Finding Your Niche In Wedding Videography Part I

By April 9th, 2020 Creating a Wedding Film


I have been thinking a lot lately about the different styles of the wedding videography and the implications this has for both the ‘wedding video’ industry at large and the brides who book our wedding videography services. With so many different styles it can be difficult to see where your own personal style fits in or can be developed to a level where clients will seek your unique wedding videography style out. Or is it best to follow the crowd and provide a similar product to everyone else, because no one needs to reinvent the wheel, right?

First of all, are our clients educated in wedding videography enough to recognise the different styles available to them? And if they can’t see a difference, is there a way of standing out from a crowd and having such a focused shout out that clients will immediately see your style as desirable and unique? Well, I think there is! And I think it’s worth pursuing, for the benefit of the wedding videography industry at large and for the development of each wedding video producer.

But first we need to define ‘style’ in relation to wedding films, and how can we find our own personal style? I see style as the result of an intended shooting and editing approach with a distinct outcome in mind during the process.
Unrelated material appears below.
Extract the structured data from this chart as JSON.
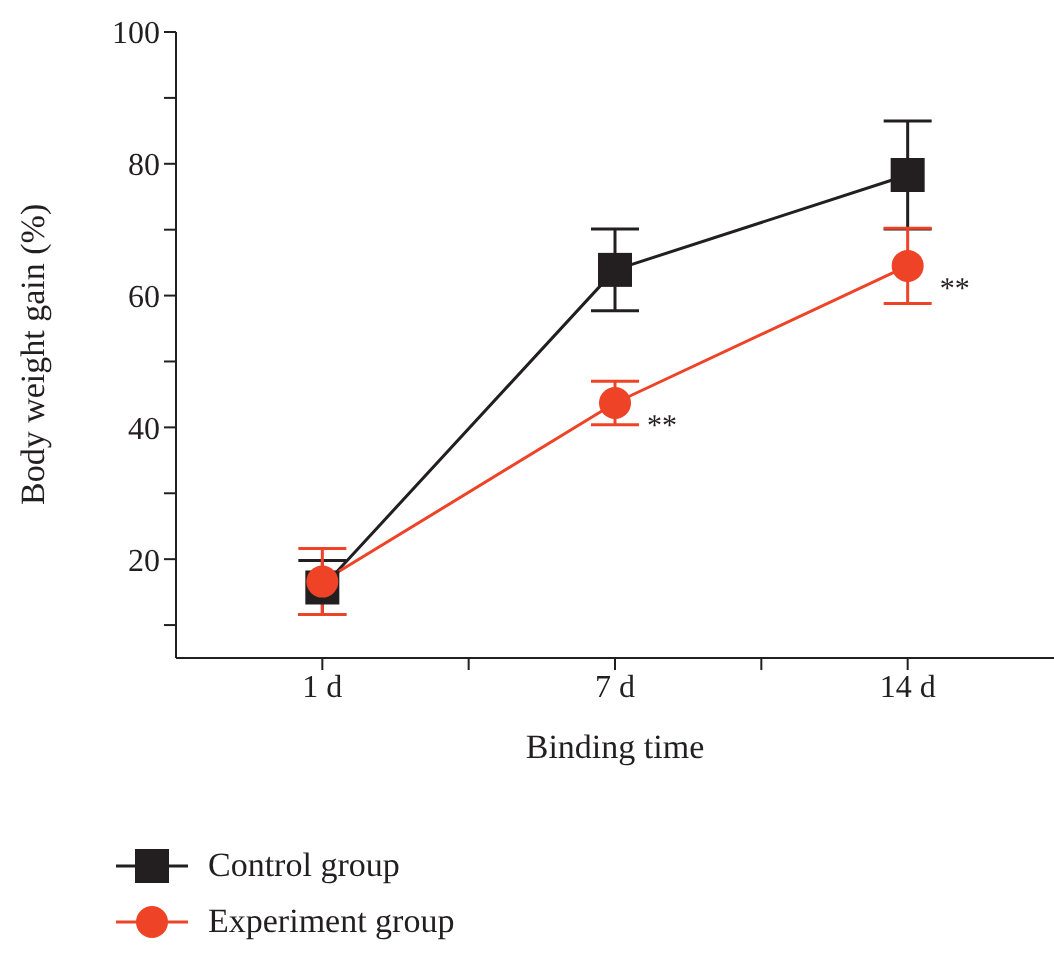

So what happens if you intentionally niche your shooting style and film output in order to differentiate your work in a crowded market? Would niching your style risk reducing your overall appeal and demographic of potential clients? Or would you actually create a stronger shout out to your ideal clients, that would lead to an increase in bookings? I would argue for the latter case.

With my personal style of wedding filmmaking, my approach in staying super low key, shooting with minimal equipment and not directing the action gives rise to the organic nature of my wedding films. I have a distinct outcome in mind and work in a manner that will give me my desired result. These intended results when achieved on a succession of works, drives one’s work into a ‘style’ or mode of engagement.

When you niche your style you strengthen your shout out to those clients who would find this niche style appealing. So rather than being a generalist whose work is comparable to every other generalist, you hone a razor-sharp focus of stylistic intent that draws in your ideal client.